É dado como favas contadas que Renan se licenciará do mandato, Tião Viana, vice-presidente da casa, assumirá, e, posteriormente, o PMDB endossará seu nome para presidir o Senado. O menestrel de Murici não é nenhum santo, e isso é de conhecimento até dos coqueirais da praia de Pajuçara. Todavia, sua imolação pública tem caráter nitidamente político de escandalizar a opinião pública e enfraquecer a base de sustentação do governo.
A acusação que recaiu sobre o senador era de que ele teria cometido crime de ordem fiscal. Calheiros teria recebido dinheiro não declarado de uma empreiteira para pagar pensão alimentícia à filha que tem com a jornalista Mônica Veloso. Caso seja verídica essa informação, hipótese que este colunista não pode descartar, tal crime deve ser comprovado mediante trâmite especifico no âmbito das delegacias de Julgamento da Receita Federal, onde deveria, ou deverá, seguir rito próprio. Confirmado o crime, aí sim, o senador poderia, ou poderá, ser julgado no Senado por quebra de decoro parlamentar.
Mas o que se viu nas semanas que precederam o julgamento naquela casa foi um verdadeiro bunker midiático armado para dar continuidade à artilharia pesada contra o governo. E essa artilharia não cessará, acreditem, e faz sentido compreendê-la. Os últimos dados sócio-econômicos divulgados pelo IBGE apontam que o país está melhor do que há seis anos. Melhoraram a renda, a escolaridade, o poder de consumo e o mercado de trabalho em geral.
As elites brasileiras não admitem que este governo acerte. É preciso defenestrá-lo, logo, antes que milhões de pessoas que estejam sendo beneficiadas por essas políticas públicas, ainda que tímidas, não “inventem de tomar a historia na mão”. Aliás, essa era uma das preocupações de um dos arautos do liberalismo no nascedouro do Brasil, lá pelos idos de 1805. O jornalista Hipólito José da Costa, homem de influência decisiva sobre Bonifácio de Andrada, temia sobremaneira os movimentos populares na colônia que buscassem edificar uma verdadeira república.Fato concreto: para as oposições a trajetória de Calheiros só foi maculada quando um escândalo de ordem político-sexual foi instrumentalizado pela revista Veja como munição dirigida ao Palácio do Planalto. Seu passado, talvez muito mais comprometedor do que seu presente, nunca foi alvo de especulação por parte do front oposicionista. Recomenda-se que esqueça sua conduta à frente da pasta da Justiça à época de FHC e os “serviços prestados” ao processo de reeleição do mesmo. No mais, tudo se redunda no império da hipocrisia comandado pela mídia e oposição golpistas.

Comentários

Mitchell Almeida disse…
Perfeito!
E poucos sabem que além do "paladino" Arthur Virgílio Neto(PSDB-AM), os não menos "íntegros", José Agripino(DEM-RN), Sergio Guerra(PSDB-PE), Gerson Camata(PMDB-ES) e Tasso Jereissati(PSDB-CE) -para só citar alguns- também foram contrários à proposta do fanfarrão senador, Tião Viana(PT-AC).

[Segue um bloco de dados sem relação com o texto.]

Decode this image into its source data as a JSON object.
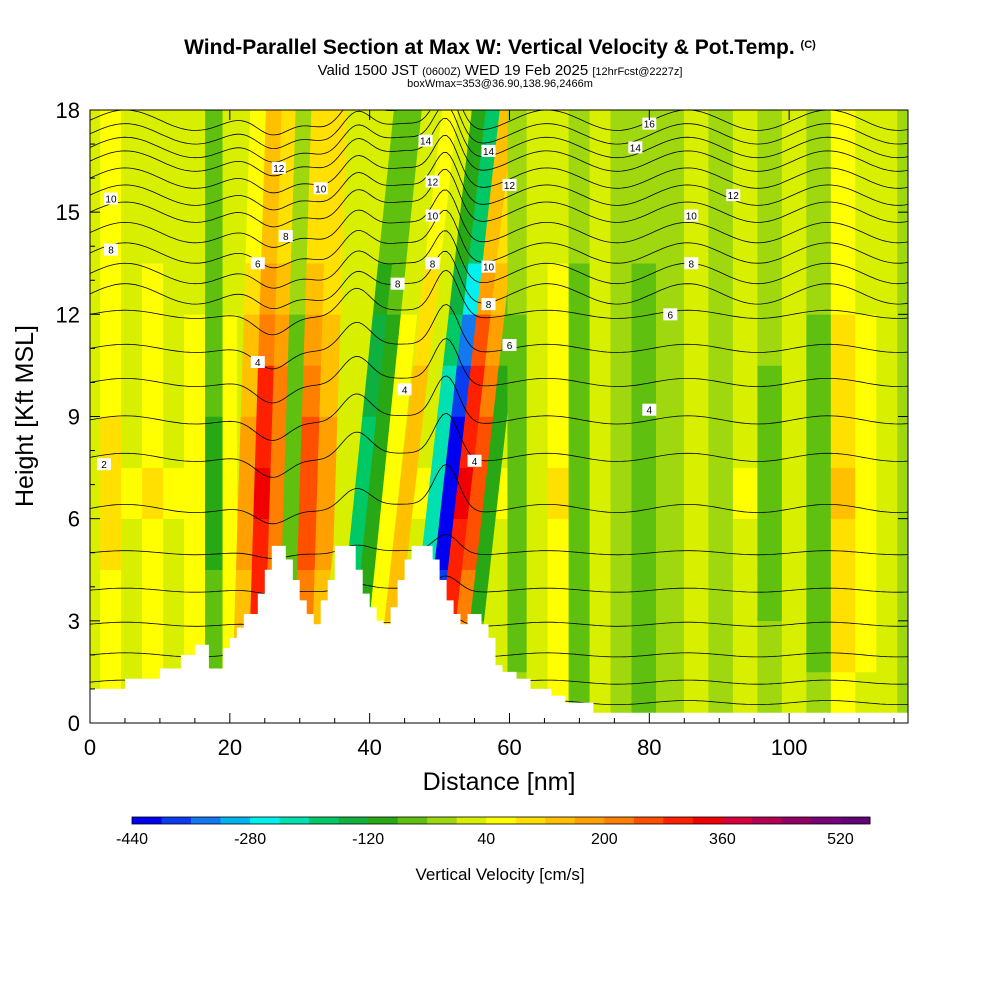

Como as coisas mudaram de 2003 pra cá...

Saravá!
Anônimo disse…
É verdade! Eu fico puto com isso! Nosso Congresso muda de cor conforme muda o governo.
Tudo que o PT pregou enquanto oposição, é contra hoje.
Tudo que PSDB/PFL tinha como impensável enquanto governo, é a favor hoje.

Pra mim, "A imoralidade da conveniência"


P.S.:Sou o mesmo anônimo "da Vale"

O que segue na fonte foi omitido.